I am encouraged when I hear celebrities showing their faith to the public. Yesterday tennis player Venus Williams said in a newspaper magazine that her most treasured possession is her BIBLE but, more importantly, went on to say that the single thing that would most improve the quality of her life would be: “Taking time every day to read the bible!” She was also asked what has been her biggest disappointment and said: “Any lost match is, of course, disappointing, but every loss is a lesson to be learned!” If someone who has won 23 grand slam title and four Olympic gold medals is still learning we have a lot to learn from our disappointments, don’t we?
The lectionary reading for next Sunday invites us to reflect on John 1: 1-14 which is many people’s favourite gospel reading so that’s what we will do on Friday evening. So think about what the reading says to you and join us at 6pm on Friday.
I won’t get into the politics but I had an email from a party saying that “the government this week decided that volunteers aren’t allowed to deliver leaflets. However, it is apparently okay to pay people to deliver those same leaflets”. I am sure there is a sensible, logical reason behind such a policy and I am just showing my ignorance again! If someone wants to give me a call and give me the simple answer I will appreciate it.

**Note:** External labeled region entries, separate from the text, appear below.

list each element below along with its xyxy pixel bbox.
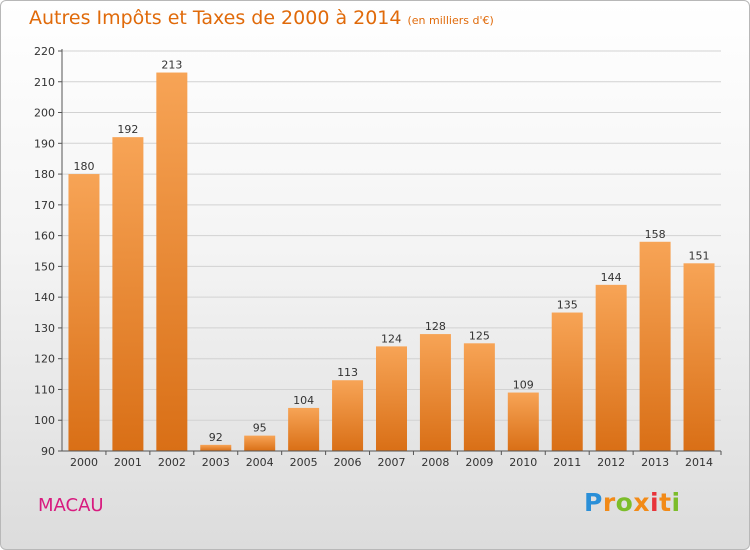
data-label: 180 <box>73 160 94 173</box>
region-name: MACAU <box>38 495 104 516</box>
y-tick-label: 180 <box>34 168 55 181</box>
bar-2009 <box>463 343 495 451</box>
x-axis: 2000 2001 2002 2003 2004 2005 2006 2007 2008 2009… <box>62 450 722 469</box>
chart-title: Autres Impôts et Taxes de 2000 à 2014 <box>29 7 402 29</box>
bar-2006 <box>332 380 364 451</box>
logo-letter: o <box>615 488 634 517</box>
bar-2014 <box>683 263 715 451</box>
data-label: 95 <box>253 422 267 435</box>
x-tick-label: 2010 <box>509 456 537 469</box>
bar-2010 <box>507 392 539 451</box>
x-tick-label: 2006 <box>334 456 362 469</box>
y-tick-label: 100 <box>34 414 55 427</box>
x-tick-label: 2003 <box>202 456 230 469</box>
x-tick-label: 2007 <box>378 456 406 469</box>
y-tick-label: 120 <box>34 353 55 366</box>
logo-letter: r <box>602 488 616 517</box>
data-label: 128 <box>425 320 446 333</box>
logo-letter: t <box>659 488 672 517</box>
bar-2000 <box>68 174 100 452</box>
x-tick-label: 2014 <box>685 456 713 469</box>
x-tick-label: 2000 <box>70 456 98 469</box>
bar-2005 <box>288 407 320 451</box>
data-label: 158 <box>645 228 666 241</box>
bar-2011 <box>551 312 583 451</box>
y-tick-label: 150 <box>34 260 55 273</box>
logo-letter: x <box>633 488 650 517</box>
y-axis: 90 100 110 120 130 140 150 160 170 180 190 200 210 22… <box>34 45 63 458</box>
proxiti-logo: Proxiti <box>584 488 681 517</box>
chart-unit-note: (en milliers d'€) <box>407 14 494 27</box>
bar-2008 <box>419 334 451 451</box>
x-tick-label: 2012 <box>597 456 625 469</box>
data-label: 124 <box>381 332 402 345</box>
y-tick-label: 160 <box>34 230 55 243</box>
x-tick-label: 2002 <box>158 456 186 469</box>
x-tick-label: 2004 <box>246 456 274 469</box>
logo-letter: P <box>584 488 603 517</box>
data-label: 113 <box>337 366 358 379</box>
bar-2012 <box>595 284 627 451</box>
bar-2003 <box>200 444 232 451</box>
data-label: 109 <box>513 379 534 392</box>
logo-letter: i <box>650 488 660 517</box>
bar-2013 <box>639 241 671 451</box>
bar-2002 <box>156 72 188 452</box>
data-label: 135 <box>557 299 578 312</box>
data-label: 151 <box>689 249 710 262</box>
x-tick-label: 2008 <box>421 456 449 469</box>
data-label: 104 <box>293 394 314 407</box>
y-tick-label: 220 <box>34 45 55 58</box>
data-label: 144 <box>601 271 622 284</box>
y-tick-label: 110 <box>34 383 55 396</box>
y-tick-label: 210 <box>34 76 55 89</box>
bars: 180 192 213 92 95 104 113 124 128 125 109 135 144 158… <box>68 59 715 452</box>
data-label: 92 <box>209 431 223 444</box>
y-tick-label: 200 <box>34 107 55 120</box>
y-tick-label: 90 <box>41 445 55 458</box>
y-tick-label: 170 <box>34 199 55 212</box>
x-tick-label: 2011 <box>553 456 581 469</box>
y-tick-label: 190 <box>34 137 55 150</box>
x-tick-label: 2013 <box>641 456 669 469</box>
data-label: 125 <box>469 329 490 342</box>
x-tick-label: 2001 <box>114 456 142 469</box>
x-tick-label: 2005 <box>290 456 318 469</box>
data-label: 213 <box>161 59 182 72</box>
bar-2004 <box>244 435 276 451</box>
logo-letter: i <box>671 488 681 517</box>
data-label: 192 <box>117 123 138 136</box>
x-tick-label: 2009 <box>465 456 493 469</box>
y-tick-label: 130 <box>34 322 55 335</box>
bar-2001 <box>112 137 144 451</box>
chart-title-block: Autres Impôts et Taxes de 2000 à 2014 (en… <box>29 7 494 29</box>
bar-2007 <box>376 346 407 451</box>
y-tick-label: 140 <box>34 291 55 304</box>
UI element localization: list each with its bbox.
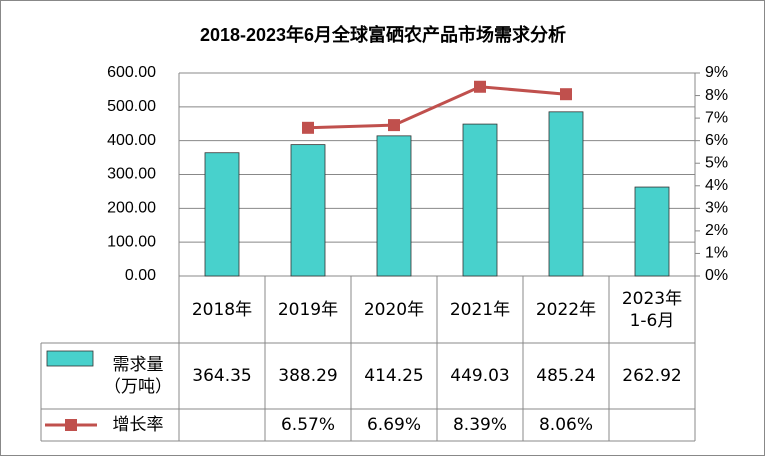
category-label: 2021年 [449,299,511,320]
line-marker [474,80,486,93]
y-tick-label: 400.00 [107,132,156,149]
table-value: 485.24 [536,366,596,386]
y2-tick-label: 7% [705,109,728,126]
y2-tick-label: 6% [705,132,728,149]
chart-title: 2018-2023年6月全球富硒农产品市场需求分析 [200,24,566,45]
line-marker [388,119,400,132]
y2-tick-label: 3% [705,200,728,217]
table-value: 449.03 [450,366,510,386]
bar [462,123,498,277]
table-value: 414.25 [364,366,424,386]
y2-tick-label: 1% [705,245,728,262]
table-value: 8.39% [452,415,507,435]
line-marker [302,121,314,134]
line-marker [560,88,572,101]
category-label: 2023年 1-6月 [621,288,683,331]
legend-swatch [46,350,94,367]
bar [634,186,670,277]
table-value: 388.29 [278,366,338,386]
y2-tick-label: 5% [705,154,728,171]
y-tick-label: 200.00 [107,200,156,217]
table-value: 6.57% [280,415,335,435]
category-label: 2019年 [277,299,339,320]
category-label: 2020年 [363,299,425,320]
legend-label: 增长率 [112,415,164,435]
y-tick-label: 0.00 [125,267,156,284]
y-tick-label: 500.00 [107,98,156,115]
y2-tick-label: 2% [705,222,728,239]
table-value: 8.06% [538,415,593,435]
category-label: 2018年 [191,299,253,320]
bar [204,152,240,277]
category-label: 2022年 [535,299,597,320]
y-tick-label: 100.00 [107,233,156,250]
bar [290,144,326,277]
legend-label: 需求量 （万吨） [104,355,172,397]
table-value: 364.35 [192,366,252,386]
bar [548,111,584,277]
table-value: 262.92 [622,366,682,386]
y2-tick-label: 0% [705,267,728,284]
y-tick-label: 300.00 [107,166,156,183]
y-tick-label: 600.00 [107,64,156,81]
y2-tick-label: 8% [705,87,728,104]
legend-marker [65,419,77,431]
bar [376,135,412,277]
y2-tick-label: 4% [705,177,728,194]
line [307,85,567,130]
table-value: 6.69% [366,415,421,435]
y2-tick-label: 9% [705,64,728,81]
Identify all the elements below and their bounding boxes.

Pray for the Elders as they meet this afternoon and continue to consider the future ministry of Broadway United Reformed Church and reflect on discussions from the recent Church meeting.
Please pray for our future ministry and for me and Virginia as we seek God’s guidance through this year.
Pray for the people who are considering whether they are called to be Elders in the Church.
Also continue to pray that someone will feel called to take over as Church Secretary in March when Michael retires.
Pray for John Graham Vicki Pam Peters Kath Hancock Michael Eden June and John Frank and Christine Shirley Caddy Susan Nuttall
Please pray for Emma, Margaret’s granddaughter, who has Covid and her mother Sara.
And I am sure you are praying for so many people during the pandemic — those losing their jobs; those risking their lives in the caring professions; teachers and children; parents who are having to teach; the isolated and lonely — your neighbours who need your love! Keep praying; keep caring; keep loving! Amen.